In the present series of 19 patients with tricuspid atresia, there were 17 with diminished flow to the lungs and two with excessive flow.

Eight patients with small pulmonary arteries had a shunt made between the ascending aorta and right pulmonary artery. Five patients were less than two weeks of age. All survived operation; one died a year postoperatively of unknown causes. Two shunts have been replaced with cava-pulmonary artery shunts.

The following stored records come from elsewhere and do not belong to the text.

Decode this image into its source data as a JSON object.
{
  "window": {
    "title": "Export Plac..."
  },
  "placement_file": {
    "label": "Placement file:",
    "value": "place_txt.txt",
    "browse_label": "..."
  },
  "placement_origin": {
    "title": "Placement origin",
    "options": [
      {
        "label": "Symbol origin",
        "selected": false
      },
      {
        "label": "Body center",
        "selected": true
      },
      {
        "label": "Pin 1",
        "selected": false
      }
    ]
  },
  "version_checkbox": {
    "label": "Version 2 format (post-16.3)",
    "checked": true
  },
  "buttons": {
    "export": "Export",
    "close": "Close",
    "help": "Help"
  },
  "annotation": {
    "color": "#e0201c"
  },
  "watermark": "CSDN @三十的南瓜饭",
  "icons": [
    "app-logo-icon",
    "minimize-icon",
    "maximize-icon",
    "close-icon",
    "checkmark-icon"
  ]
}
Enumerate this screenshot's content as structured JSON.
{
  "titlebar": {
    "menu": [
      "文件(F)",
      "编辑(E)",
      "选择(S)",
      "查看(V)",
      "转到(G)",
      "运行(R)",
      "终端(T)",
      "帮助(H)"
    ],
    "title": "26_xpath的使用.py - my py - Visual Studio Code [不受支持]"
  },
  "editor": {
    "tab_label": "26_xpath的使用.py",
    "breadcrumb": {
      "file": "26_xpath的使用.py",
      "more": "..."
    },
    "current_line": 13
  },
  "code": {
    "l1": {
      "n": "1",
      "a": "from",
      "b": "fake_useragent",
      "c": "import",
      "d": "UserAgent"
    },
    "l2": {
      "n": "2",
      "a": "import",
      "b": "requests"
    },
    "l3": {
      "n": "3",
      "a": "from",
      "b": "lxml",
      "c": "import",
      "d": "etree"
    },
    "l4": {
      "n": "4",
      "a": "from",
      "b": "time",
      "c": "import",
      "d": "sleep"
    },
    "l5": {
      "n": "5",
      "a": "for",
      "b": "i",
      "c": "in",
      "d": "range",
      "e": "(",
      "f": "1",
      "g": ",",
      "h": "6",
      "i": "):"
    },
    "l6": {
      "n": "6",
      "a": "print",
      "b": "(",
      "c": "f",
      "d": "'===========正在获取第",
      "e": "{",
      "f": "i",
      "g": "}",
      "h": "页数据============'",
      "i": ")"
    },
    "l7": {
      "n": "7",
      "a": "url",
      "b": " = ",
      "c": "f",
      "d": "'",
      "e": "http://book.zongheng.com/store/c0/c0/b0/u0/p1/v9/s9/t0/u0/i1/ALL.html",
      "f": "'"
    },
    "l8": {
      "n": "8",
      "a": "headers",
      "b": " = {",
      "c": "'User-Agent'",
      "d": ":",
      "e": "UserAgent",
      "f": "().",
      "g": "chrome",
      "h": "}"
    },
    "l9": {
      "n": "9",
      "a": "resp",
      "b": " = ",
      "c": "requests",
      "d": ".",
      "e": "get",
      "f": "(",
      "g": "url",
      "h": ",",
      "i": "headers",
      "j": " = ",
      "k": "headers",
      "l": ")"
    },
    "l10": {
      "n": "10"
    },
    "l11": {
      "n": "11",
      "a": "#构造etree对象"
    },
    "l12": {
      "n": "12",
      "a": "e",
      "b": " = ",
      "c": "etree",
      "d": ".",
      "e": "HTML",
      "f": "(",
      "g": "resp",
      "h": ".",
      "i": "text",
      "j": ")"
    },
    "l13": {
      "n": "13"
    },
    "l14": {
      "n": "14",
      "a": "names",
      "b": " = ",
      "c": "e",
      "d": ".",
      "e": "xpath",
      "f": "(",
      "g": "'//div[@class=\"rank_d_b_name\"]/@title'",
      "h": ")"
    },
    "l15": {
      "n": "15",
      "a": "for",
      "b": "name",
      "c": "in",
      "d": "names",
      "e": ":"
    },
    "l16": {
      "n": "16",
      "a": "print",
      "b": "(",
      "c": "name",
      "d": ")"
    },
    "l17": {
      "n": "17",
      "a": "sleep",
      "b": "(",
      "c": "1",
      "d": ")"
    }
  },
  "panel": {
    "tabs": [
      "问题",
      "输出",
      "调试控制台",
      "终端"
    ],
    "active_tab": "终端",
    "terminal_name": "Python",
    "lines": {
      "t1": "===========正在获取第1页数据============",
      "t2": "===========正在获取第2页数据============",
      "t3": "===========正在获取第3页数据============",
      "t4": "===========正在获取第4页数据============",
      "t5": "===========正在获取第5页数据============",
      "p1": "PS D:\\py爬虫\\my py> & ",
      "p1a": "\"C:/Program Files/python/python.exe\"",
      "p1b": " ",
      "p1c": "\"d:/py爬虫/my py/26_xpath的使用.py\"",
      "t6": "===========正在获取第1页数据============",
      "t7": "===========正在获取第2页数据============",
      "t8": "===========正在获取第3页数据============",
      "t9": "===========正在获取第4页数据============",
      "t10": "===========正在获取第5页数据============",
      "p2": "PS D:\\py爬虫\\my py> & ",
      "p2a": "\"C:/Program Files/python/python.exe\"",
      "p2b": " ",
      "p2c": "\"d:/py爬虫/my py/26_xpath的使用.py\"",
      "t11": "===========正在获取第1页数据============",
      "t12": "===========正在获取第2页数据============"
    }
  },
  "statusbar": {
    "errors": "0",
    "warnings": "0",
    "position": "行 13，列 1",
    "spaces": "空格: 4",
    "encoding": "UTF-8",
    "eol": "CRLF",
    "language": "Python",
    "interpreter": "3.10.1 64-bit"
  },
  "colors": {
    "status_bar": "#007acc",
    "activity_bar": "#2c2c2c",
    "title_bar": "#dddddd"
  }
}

Ten patients had a shunt made between the superior vena cava and the right pulmonary artery one to eight years ago. There has been no operative or late mortality. A supplemental systemic artery-pulmonary artery shunt on the left side has been established in three patients. Two patients have had operative enlargement of the interatrial communication.

Excessive blood flow to the lungs was present in two patients. Neither patient survived banding of the pulmonary artery.